Кто погасил свет? (Зайончковский) - страница 105

– Пошли отсюда, – глухо сказал он.

– Вот еще! – Томка надула губы. – Пришли греться – давайте греться. Я лично раздеваюсь.

И она, сняв свою лыжную курточку, повесила ее на гвоздь поверх какого-то хозяйского тряпья. Чуть поколебавшись, остальные последовали ее примеру. Конечно, это было нахальство – расположиться в чужом доме в отсутствие хозяев; но мы, решившись на такое неприличие, даже повеселели.

– Греться так греться! – расхрабрился я. – Раз так, давайте и выпьем для сугреву.

– А не влетит нам? – засомневалась благоразумная Тачка.

– Семь бед – один ответ!

Что скажешь, мы были беспечны тогда, как все подростки. Недолго думая мы развязали наш рюкзачок и достали из него две бутылки «Анапы», стакан и какую-то снедь, прихваченную из дому хозяйственным Грачом. Возле печки нашлась вторая лавка, занятая ведрами, – мы очистили ее и подтащили к столу. Пять минут спустя вся наша отважная четверка уже вовсю пировала.

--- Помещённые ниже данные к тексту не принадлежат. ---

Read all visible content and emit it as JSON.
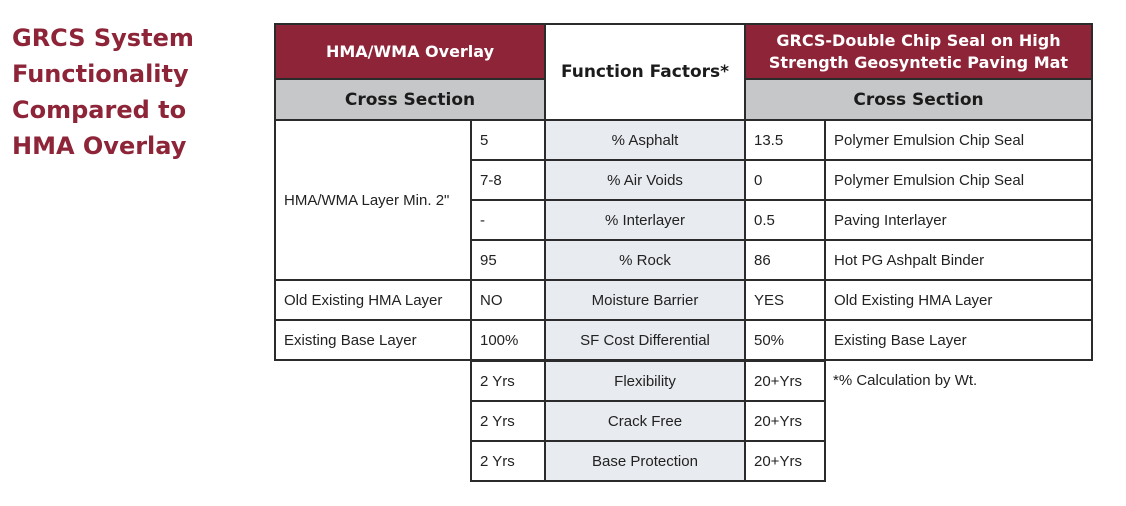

Трудно поверить, но так все и было. Хозяева по-прежнему не показывались, а мы пили и закусывали, словно у себя дома. Я не говорю о совести, но простой здравый смысл должен был нам подсказать: дело неладно… Дрова прогорели – мы подбросили, благо у печки лежала их небольшая стопка. Часы вдруг всполошились, закуковали – нам все нипочем. Куда хозяева подевались? А кто их знает… А может быть, это «Анапа» снимала вопросы.

В сущности, зачем ломать голову, когда все так славно устроилось. Мы с Тачкой разомлели и, обнявшись, приникли друг к другу. Скоро мы были далеко и от вонючей избушки с ее таинственными хозяевами, и вообще от всего на свете. Мы целовались. Грач опять подкормил печку дровами – мы целовались. Томка зажгла керосиновую лампу – мы… Краем глаза я увидел, что наши приятели перебрались на кровать. Пусть их, нам было хорошо и на лавке.

Сколько мог еще длиться этот наш поцелуйный марафон – трудно сказать. Может быть, мы с Тачкой поставили бы тогда наш личный рекорд, а может быть, и нет. Увы, обстоятельства редко позволяли нам испытать себя по-настоящему. На сей раз мы прервались оттого, что двое на хозяйской кровати отчаянно о чем-то препирались.

– Ну, нет! – Томка наконец вскочила и, вся растрепанная, пересела к столу.

Грач полежал немножко и тоже перебрался на лавку.

– Ладно, – сказал он, не глядя на подружку. – Тогда еще выпьем.

Нам с Тачкой пришлось разомкнуть объятия. Грач откупорил вторую бутылку «Анапы», и единственный наш стакан снова пошел по кругу. Девчонкам, понятно, мы наливали понемножку, себе же – по полстакана. Признаюсь, в первые годы юности я не был, что называется, «крепок на вино». Однако тогда портвейн меня не то чтобы отрезвил, но… будто помог мне спуститься с небес на землю. И первое, что осознал я, – это то, что, пока мы с Тачкой отсутствовали, здесь, на земле, наступила ночь. За окном сделалось совсем черно, да и внутри нашу избушку затянуло по углам сумраком, точно паутиной. Горница не только стала словно больше размером, но казалось, что и гостей в ней прибавилось. Стены и потолок стремительно облетали черные тени – они то вспухали, становясь огромными и бесформенными, то съеживались, принимая очертания человеческой руки или головы. Эти тени были наши собственные, но верилось с трудом, что они повторяют наши движения.